Comment dire aux jeunes afro-descendants qu’ils vivent dans un pays éclairé où l’égalité des
chances est un fait, quand les discours de ces hommes et ces femmes politiques les ramènent
quelques siècles en arrière et les contraignent à vivre une temporalité décalée ?
Comment ramener dans le giron de la République ces jeunes afro descendants que ces discours
désespèrent et qui sont si prompts désormais à écouter des sirènes qui incitent aux pires exactions,
parce que perdus par notre indifférence?
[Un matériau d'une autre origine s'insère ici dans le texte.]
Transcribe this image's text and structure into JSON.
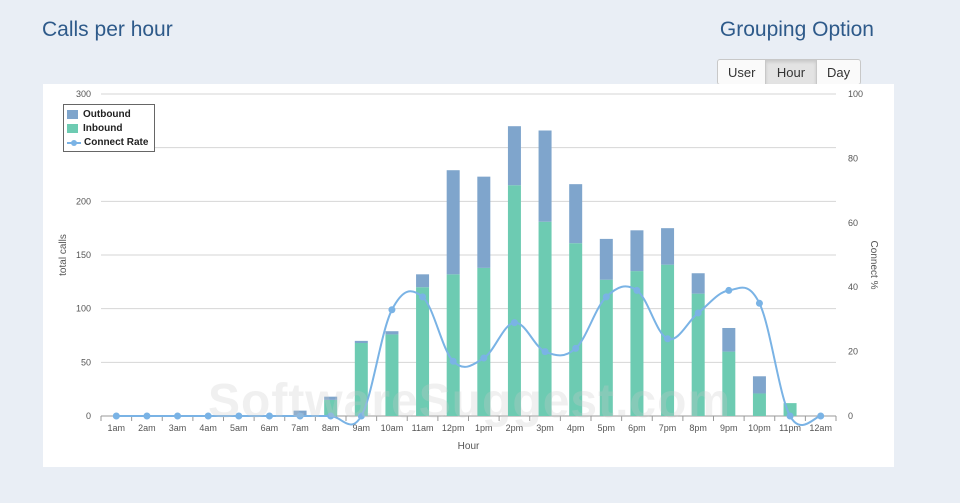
{
  "header": {
    "title": "Calls per hour"
  },
  "grouping": {
    "title": "Grouping Option",
    "options": [
      "User",
      "Hour",
      "Day"
    ],
    "selected": "Hour"
  },
  "watermark": "SoftwareSuggest.com",
  "colors": {
    "outbound": "#7fa5cc",
    "inbound": "#6dcbb2",
    "connect_rate": "#7ab3e5",
    "grid": "#d6d6d6"
  },
  "chart_data": {
    "type": "bar",
    "stacked": true,
    "categories": [
      "1am",
      "2am",
      "3am",
      "4am",
      "5am",
      "6am",
      "7am",
      "8am",
      "9am",
      "10am",
      "11am",
      "12pm",
      "1pm",
      "2pm",
      "3pm",
      "4pm",
      "5pm",
      "6pm",
      "7pm",
      "8pm",
      "9pm",
      "10pm",
      "11pm",
      "12am"
    ],
    "xlabel": "Hour",
    "ylabel": "total calls",
    "y2label": "Connect %",
    "ylim": [
      0,
      300
    ],
    "y2lim": [
      0,
      100
    ],
    "yticks": [
      0,
      50,
      100,
      150,
      200,
      250,
      300
    ],
    "y2ticks": [
      0,
      20,
      40,
      60,
      80,
      100
    ],
    "grid": true,
    "legend_position": "top-left",
    "series": [
      {
        "name": "Outbound",
        "type": "bar",
        "values": [
          0,
          0,
          0,
          0,
          0,
          0,
          5,
          3,
          2,
          3,
          12,
          97,
          85,
          55,
          85,
          55,
          38,
          38,
          34,
          19,
          22,
          16,
          0,
          0
        ]
      },
      {
        "name": "Inbound",
        "type": "bar",
        "values": [
          0,
          0,
          0,
          0,
          0,
          0,
          0,
          15,
          68,
          76,
          120,
          132,
          138,
          215,
          181,
          161,
          127,
          135,
          141,
          114,
          60,
          21,
          12,
          0
        ]
      },
      {
        "name": "Connect Rate",
        "type": "line",
        "axis": "right",
        "values": [
          0,
          0,
          0,
          0,
          0,
          0,
          0,
          0,
          0,
          33,
          37,
          17,
          18,
          29,
          20,
          21,
          37,
          39,
          24,
          32,
          39,
          35,
          0,
          0
        ]
      }
    ]
  }
}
Parce que désespérés par notre mépris ? Parce que
conchiés par notre stupide ethnocentrisme ?
Dans quelle mesure ces femmes et ces hommes politiques de droite et de gauche ne sont-ils pas
complices des assassinats de nos compatriotes qui se croient libres de prendre un café à une
terrasse parisienne ou d’assister en toute liberté à un concert ?
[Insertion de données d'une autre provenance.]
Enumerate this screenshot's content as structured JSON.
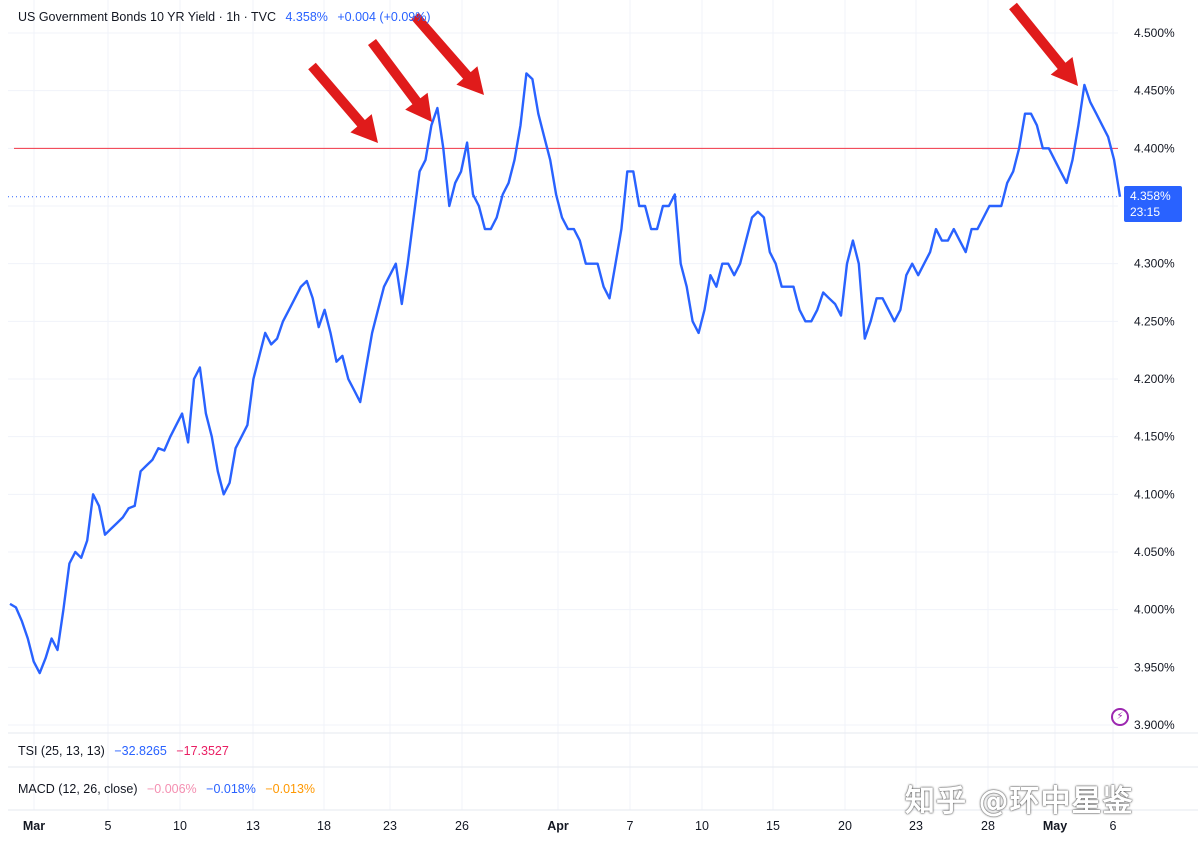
{
  "header": {
    "symbol": "US Government Bonds 10 YR Yield · 1h · TVC",
    "price": "4.358%",
    "change": "+0.004 (+0.09%)"
  },
  "price_tag": {
    "price": "4.358%",
    "countdown": "23:15"
  },
  "indicators": {
    "tsi": {
      "label": "TSI (25, 13, 13)",
      "value1": "−32.8265",
      "value2": "−17.3527"
    },
    "macd": {
      "label": "MACD (12, 26, close)",
      "value1": "−0.006%",
      "value2": "−0.018%",
      "value3": "−0.013%"
    }
  },
  "watermark": "知乎 @环中星鉴",
  "colors": {
    "line": "#2962ff",
    "resistance": "#f23645",
    "arrows": "#e01b1b"
  },
  "chart_data": {
    "type": "line",
    "title": "US Government Bonds 10 YR Yield · 1h · TVC",
    "x_ticks": [
      "Mar",
      "5",
      "10",
      "13",
      "18",
      "23",
      "26",
      "Apr",
      "7",
      "10",
      "15",
      "20",
      "23",
      "28",
      "May",
      "6"
    ],
    "y_ticks": [
      "3.900%",
      "3.950%",
      "4.000%",
      "4.050%",
      "4.100%",
      "4.150%",
      "4.200%",
      "4.250%",
      "4.300%",
      "4.350%",
      "4.400%",
      "4.450%",
      "4.500%"
    ],
    "ylim": [
      3.9,
      4.5
    ],
    "resistance_level": 4.4,
    "last_value": 4.358,
    "grid": true,
    "series": [
      {
        "values": [
          4.005,
          4.002,
          3.99,
          3.975,
          3.955,
          3.945,
          3.958,
          3.975,
          3.965,
          4.0,
          4.04,
          4.05,
          4.045,
          4.06,
          4.1,
          4.09,
          4.065,
          4.07,
          4.075,
          4.08,
          4.088,
          4.09,
          4.12,
          4.125,
          4.13,
          4.14,
          4.138,
          4.15,
          4.16,
          4.17,
          4.145,
          4.2,
          4.21,
          4.17,
          4.15,
          4.12,
          4.1,
          4.11,
          4.14,
          4.15,
          4.16,
          4.2,
          4.22,
          4.24,
          4.23,
          4.235,
          4.25,
          4.26,
          4.27,
          4.28,
          4.285,
          4.27,
          4.245,
          4.26,
          4.24,
          4.215,
          4.22,
          4.2,
          4.19,
          4.18,
          4.21,
          4.24,
          4.26,
          4.28,
          4.29,
          4.3,
          4.265,
          4.3,
          4.34,
          4.38,
          4.39,
          4.42,
          4.435,
          4.4,
          4.35,
          4.37,
          4.38,
          4.405,
          4.36,
          4.35,
          4.33,
          4.33,
          4.34,
          4.36,
          4.37,
          4.39,
          4.42,
          4.465,
          4.46,
          4.43,
          4.41,
          4.39,
          4.36,
          4.34,
          4.33,
          4.33,
          4.32,
          4.3,
          4.3,
          4.3,
          4.28,
          4.27,
          4.3,
          4.33,
          4.38,
          4.38,
          4.35,
          4.35,
          4.33,
          4.33,
          4.35,
          4.35,
          4.36,
          4.3,
          4.28,
          4.25,
          4.24,
          4.26,
          4.29,
          4.28,
          4.3,
          4.3,
          4.29,
          4.3,
          4.32,
          4.34,
          4.345,
          4.34,
          4.31,
          4.3,
          4.28,
          4.28,
          4.28,
          4.26,
          4.25,
          4.25,
          4.26,
          4.275,
          4.27,
          4.265,
          4.255,
          4.3,
          4.32,
          4.3,
          4.235,
          4.25,
          4.27,
          4.27,
          4.26,
          4.25,
          4.26,
          4.29,
          4.3,
          4.29,
          4.3,
          4.31,
          4.33,
          4.32,
          4.32,
          4.33,
          4.32,
          4.31,
          4.33,
          4.33,
          4.34,
          4.35,
          4.35,
          4.35,
          4.37,
          4.38,
          4.4,
          4.43,
          4.43,
          4.42,
          4.4,
          4.4,
          4.39,
          4.38,
          4.37,
          4.39,
          4.42,
          4.455,
          4.44,
          4.43,
          4.42,
          4.41,
          4.39,
          4.358
        ]
      }
    ],
    "annotations": [
      "red arrows marking peaks near the 4.400% level"
    ]
  }
}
Aiment-ils la France ? Aiment-ils la République et ses valeurs humanistes ? Aiment-ils la culture
comme facteur d’égalité ? Aiment-ils simplement ce privilège de placer leurs millions dans les paradis
fiscaux en laissant l’économie française dans un état de décomposition avancée ? Sinon, qu’aimentils alors ?
Monsieur Le sénateur-maire, mesdames, messieurs,
Nous devons continuer de combattre avec détermination ces adeptes du sang, ces politiciens
opportunistes qui attisent la haine pour mieux vivre à nos dépens, à notre naïveté. Nous devons
combattre sans relâche ces manipulateurs qui se frottent les mains car ils nous croient suffisamment
pantins articulés, ils nous croient suffisamment marionnettes.
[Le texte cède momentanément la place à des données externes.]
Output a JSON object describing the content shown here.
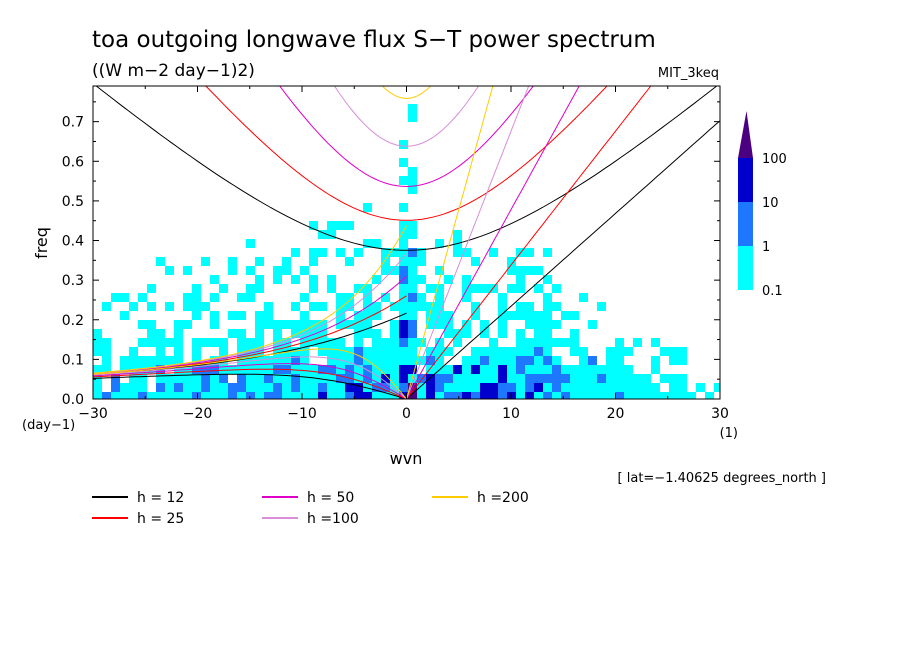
{
  "title": "toa outgoing longwave flux S−T power spectrum",
  "units": "((W m−2 day−1)2)",
  "model": "MIT_3keq",
  "footnote": "[ lat=−1.40625 degrees_north ]",
  "chart_data": {
    "type": "heatmap",
    "title": "toa outgoing longwave flux S−T power spectrum",
    "subtitle": "((W m−2 day−1)2)",
    "xlabel": "wvn",
    "ylabel": "freq",
    "x_unit": "(1)",
    "y_unit": "(day−1)",
    "xlim": [
      -30,
      30
    ],
    "ylim": [
      0,
      0.79
    ],
    "x_ticks": [
      "−30",
      "−20",
      "−10",
      "0",
      "10",
      "20",
      "30"
    ],
    "x_tick_values": [
      -30,
      -20,
      -10,
      0,
      10,
      20,
      30
    ],
    "y_ticks": [
      "0.0",
      "0.1",
      "0.2",
      "0.3",
      "0.4",
      "0.5",
      "0.6",
      "0.7"
    ],
    "y_tick_values": [
      0,
      0.1,
      0.2,
      0.3,
      0.4,
      0.5,
      0.6,
      0.7
    ],
    "colorbar": {
      "levels": [
        "0.1",
        "1",
        "10",
        "100"
      ],
      "colors": [
        "#00ffff",
        "#1e78ff",
        "#0000cd",
        "#4b0082"
      ]
    },
    "dispersion_curves": [
      {
        "label": "h = 12",
        "h": 12,
        "color": "#000000"
      },
      {
        "label": "h = 25",
        "h": 25,
        "color": "#ff0000"
      },
      {
        "label": "h = 50",
        "h": 50,
        "color": "#e000c8"
      },
      {
        "label": "h =100",
        "h": 100,
        "color": "#d88ed8"
      },
      {
        "label": "h =200",
        "h": 200,
        "color": "#ffcc00"
      }
    ]
  }
}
Monsieur le sénateur-maire, nous voulons plus de quartiers perdus de la République, fonds de
commerce des extrémistes légaux.
Nous ne voulons plus entendre de la part d’un jeune de 20 ans ou légèrement moins ou légèrement
plus qu’il n’a plus rien à perdre car tout le ramène aux conditions de ces ancêtres déshumanisés,
colonisés, marchandisés.
Nous ne voulons plus assister à ces passages aux actes qui engendrent la mort des victimes
innocentes à cause de ces provocations inutiles.
Le « rossignol » joue mal la note du nègre qui n’est pas assez entré dans l’histoire. Le « rossignol »
fait du psittacisme. Bizarrement, il croasse. C’est peut-être sa vraie nature.
Monsieur le Sénateur-maire,
Ne devrions-nous pas lui répondre par la création du carré de la tolérance à Massy où, à côté de
Toussaint Louverture, nous érigerons une statue de Jean-Jacques Dessalines, de Léger-Félicité
Sonthonax et de Victor Schoelcher ? Qu’en dites-vous?
Les quatre pourront se regarder dans les yeux tout en nous incitant à réécrire le beau roman de
l’universelle humanité dont vous êtes convaincu, en faisant l’illustre démonstration par votre fidèle
participation depuis plus de 20 à cette manifestation. Je sais que vous allez y songer.
Vive notre coopération, Vive la France Humaniste et éternelle, vive Haïti, aux génies merveilleux.